The principles recognise multiplicity: several can hold value at the same time, even if they point in different directions. They are not universal rules but invitations to slow down, notice context, and choose paths that support dignity, reciprocity, and ecological care. 

Feel free to adapt, combine, or question them, and share back what you learn so the compass stays alive and collectively tuned.

Principle: Presence & Mutual Becoming (Inspired by Eugene Gendlin)

Radical presence begins with recognising oneself as a situated, storied being and meeting another—human or more‑than‑human—without the armour of pre‑set theories. It unfolds in three entwined dimensions:

  1. Embodied Self‑Presence — attentive to one’s sensations, biases, and privileges, held lightly so they can guide rather than govern.

  2. Relational Co‑Presence — a reciprocal encounter that honours multiple standpoints, makes power visible, and invites intersectional solidarity instead of expert‑led fixing.

  3. Planetary Co‑Presence — sensing the land, waters, and non‑human kin as active participants; resisting colonial separations by treating place as collaborator rather than backdrop.

In this stance, methods and models are kept within reach yet deliberately secondary.
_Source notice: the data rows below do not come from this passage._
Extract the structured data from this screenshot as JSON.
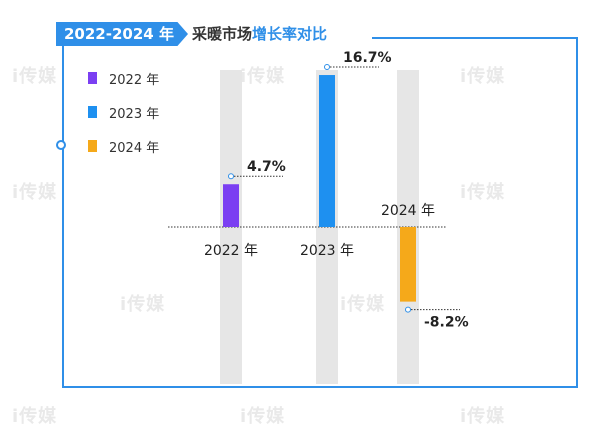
{
  "title": {
    "badge": "2022-2024 年度",
    "prefix": "采暖市场",
    "highlight": "增长率对比"
  },
  "colors": {
    "accent": "#2f8fe8",
    "track": "#e6e6e6",
    "series": [
      "#7b3ff2",
      "#1e90f0",
      "#f5a91a"
    ]
  },
  "legend": [
    "2022 年",
    "2023 年",
    "2024 年"
  ],
  "watermark": "i传媒",
  "chart_data": {
    "type": "bar",
    "categories": [
      "2022 年",
      "2023 年",
      "2024 年"
    ],
    "values": [
      4.7,
      16.7,
      -8.2
    ],
    "value_labels": [
      "4.7%",
      "16.7%",
      "-8.2%"
    ],
    "unit": "%",
    "title": "采暖市场增长率对比",
    "ylim": [
      -20,
      20
    ]
  }
}
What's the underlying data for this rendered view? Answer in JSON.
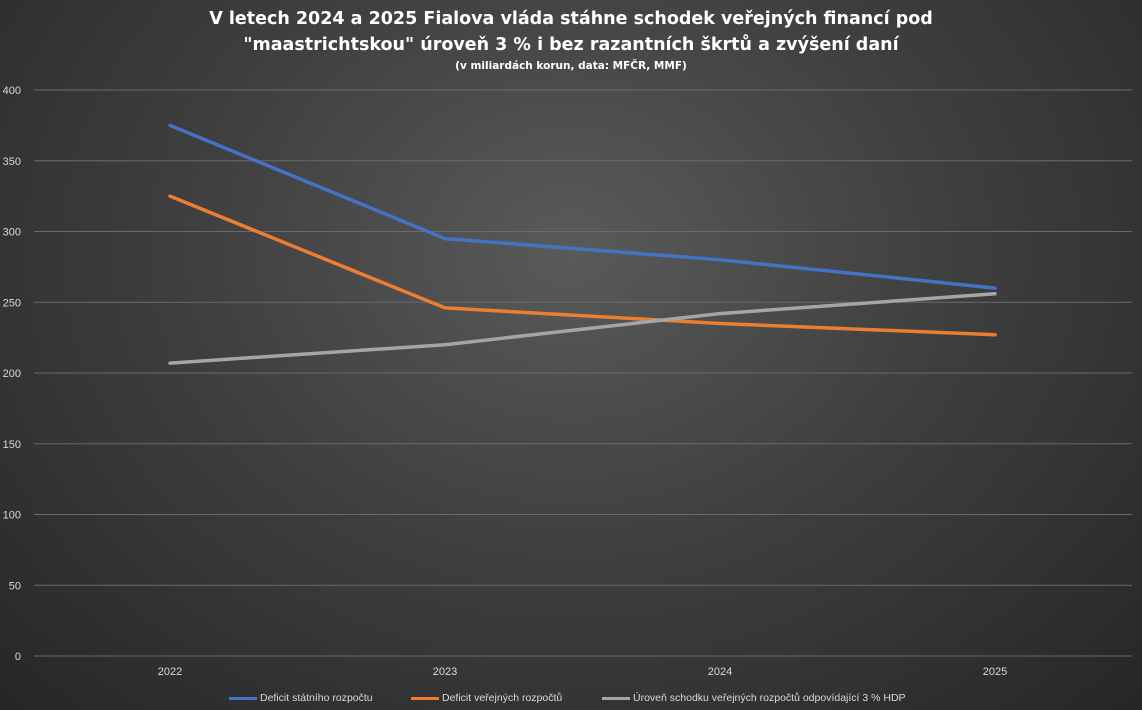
{
  "chart_data": {
    "type": "line",
    "title_line1": "V letech 2024 a 2025 Fialova vláda stáhne schodek veřejných financí pod",
    "title_line2": "\"maastrichtskou\" úroveň 3 % i bez razantních škrtů a zvýšení daní",
    "subtitle": "(v miliardách korun, data: MFČR, MMF)",
    "categories": [
      "2022",
      "2023",
      "2024",
      "2025"
    ],
    "ylim": [
      0,
      400
    ],
    "yticks": [
      "0",
      "50",
      "100",
      "150",
      "200",
      "250",
      "300",
      "350",
      "400"
    ],
    "grid": true,
    "legend_position": "bottom",
    "series": [
      {
        "name": "Deficit státního rozpočtu",
        "values": [
          375,
          295,
          280,
          260
        ],
        "color": "#4472c4"
      },
      {
        "name": "Deficit veřejných rozpočtů",
        "values": [
          325,
          246,
          235,
          227
        ],
        "color": "#ed7d31"
      },
      {
        "name": "Úroveň schodku veřejných rozpočtů odpovídající 3 % HDP",
        "values": [
          207,
          220,
          242,
          256
        ],
        "color": "#a5a5a5"
      }
    ]
  }
}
What catalyses change is the shared act of “being‑with,” from which fresh movements, stories, and responsibilities can emerge.

Approach:

  • How might we practise “listening with the whole body” before reaching for a tool, label, or diagnosis?
  • Which rituals help a group notice privilege, power, and place in the very moment of encounter?
  • How can non‑human presences (soil microbes, urban soundscapes, ancestral stories) be invited as equal contributors to the process?
  • What architectural or digital cues signal that presence—rather than productivity—is the highest value in this space?